Wednesday, April 27, 2011

Cabai Merah Turunkan Berat Badan Jika Dimakan Sesekali Saja

img



Mengonsumsi cabai merah terbukti bisa mengurangi nafsu makan, sehingga sangat berguna bagi yang ingin mengurangi berat badan. Namun penelitian terbaru menunjukkan, efeknya akan lebih optimal jika cabai ini tidak terlalu sering dimakan.

Cabai merah atau cayenne pepper merupakan jenis cabai yang ukurannya lebih besar dari cabai rawit, berwarna merah dan disebut-sebut paling banyak dikonsumsi di seluruh dunia. Nama lainnya adalah Guinea spice, Cow Horn Pepper, aleva atau bird pepper.

Seperti jenis cabai pada umumnya, cabai merah juga mengandung capsaicin yakni senyawa yang memberikan rasa pedas. Berbagai penelitian membuktikan, capsaicin memang bagus untuk diet karena bisa menekan nafsu makan dan meningkatkan pembakaran kalori.

Pemberian kapsul capsaicin pada beberapa partisipan studi ilmiah menunjukkan efek yang memuaskan.

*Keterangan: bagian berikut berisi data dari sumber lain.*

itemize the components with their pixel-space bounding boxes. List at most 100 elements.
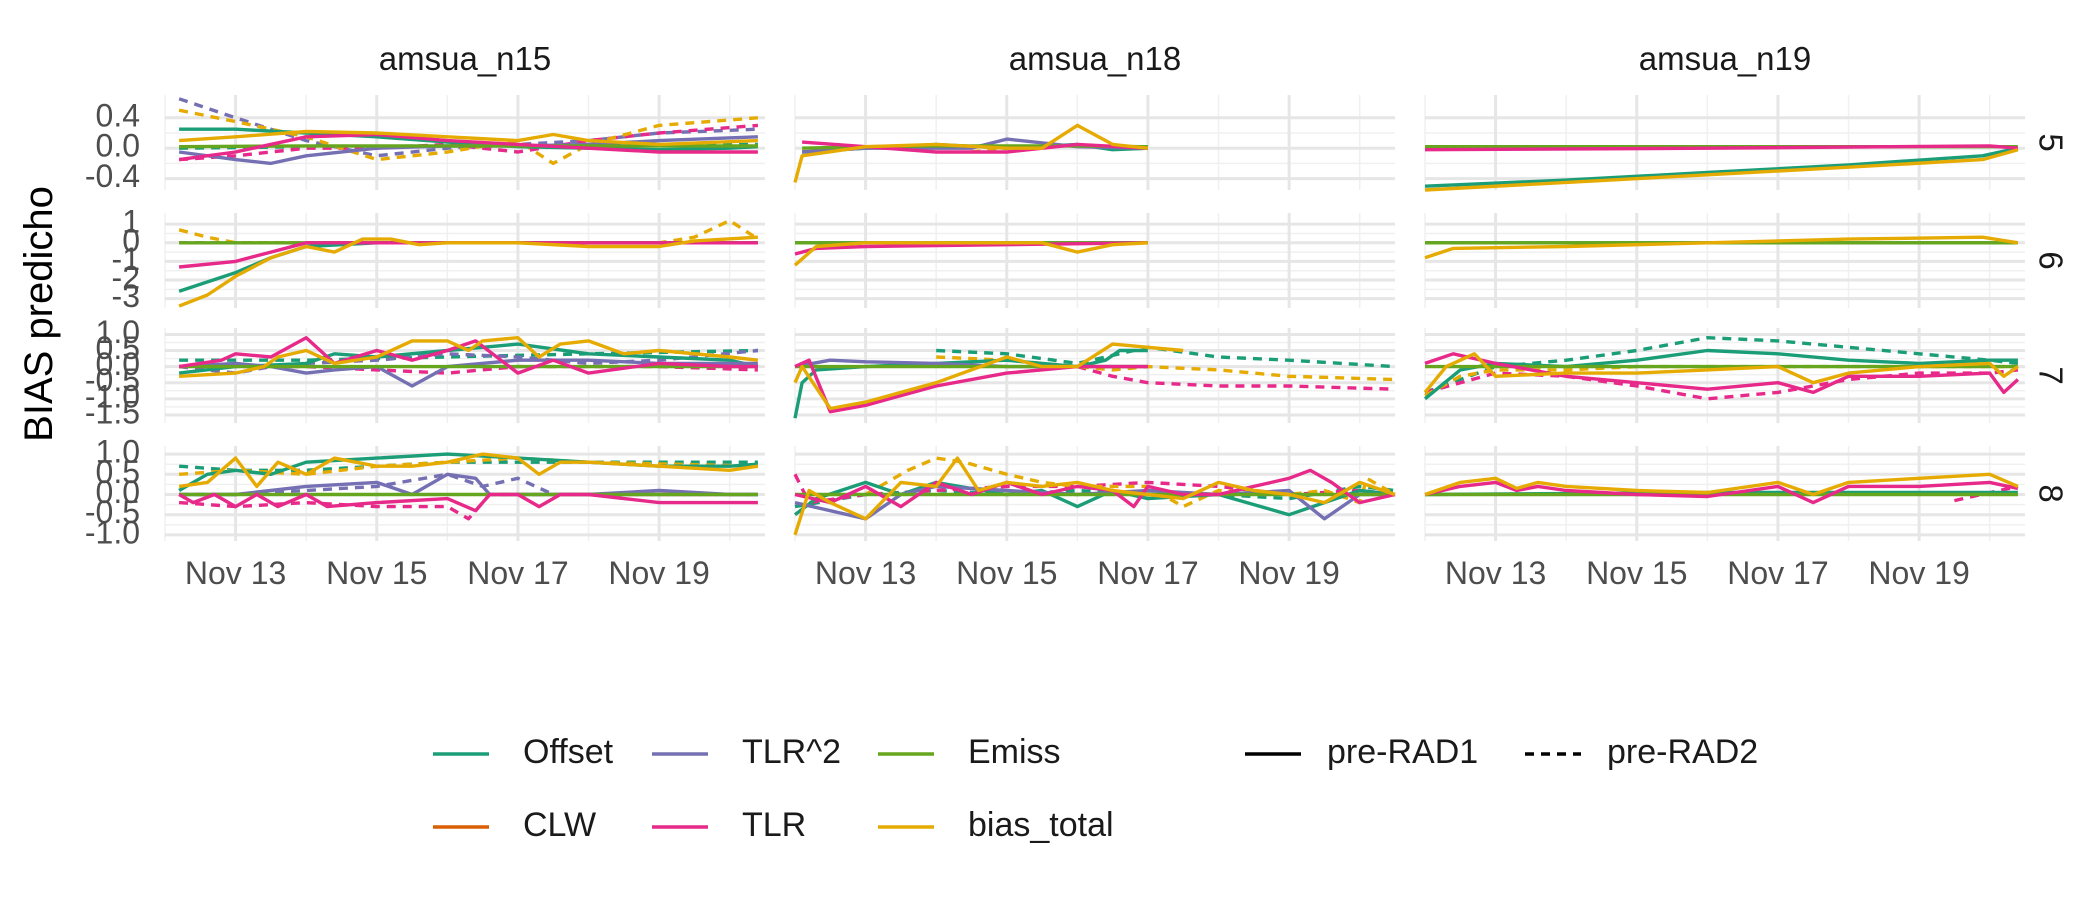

Demikian juga ketika uji coba dilakukan dengan cabai asli, manfaat capcaisin sama manjurnya dengan pemberian dalam bentuk ekstrak yang dimasukkan kapsul.

Baru-baru ini, penelitian di Purdue University di Indiana mengungkap cara yang lebih efektif untuk mendapatkan manfaat capsaicin dalam cabai merah. Penelitian ini melibatkan 25 partisipan, terdiri dari 13 orang penggemar sambal dan 12 orang yang tidak doyan pedas.

Peneliti tidak menentukan berapa banyak cabai merah asli (bukan ekstrak capsaicin) yang harus dikonsumsi, partisipan boleh mengambil sendiri sesuka hati. Penggemar sambal rata-rata mengambil 1,8 gram sementara yang tidak doyan pedas rata-rata hanya 0,3 gram.

Secara umum, semua partisipan yang diminta mengkonsumsi cabai merah sama-sama merasakan manfaatnya. Tubuh menjadi hangat, nafsu makan berkurang terutama terhadap makanan asin dan berlemak, serta pembakaran kalori menjadi lebih efisien.

Namun dilihat dari jumlah cabai yang dikonsumsi, partisipan yang tidak doyan sambal mengonsumsi cabai merah lebih sedikit. Artinya dalam takaran lebih kecil, efek capsaicin justru lebih optimal pada orang-orang yang tidak terbiasa makan cabai.

"Ada perbedaan respons pada perubahan nafsu makan berbeda antara kedua kelompok. Ini menunjukkan, efeknya lebih besar pada orang yang tidak terbiasa makan cabai," ungkap Prof Richard Mattes dalam laporan yang dimuat di jurnal Physiology & Behaviour seperti dikutip dari Dailymail, Rabu (27/4/2011).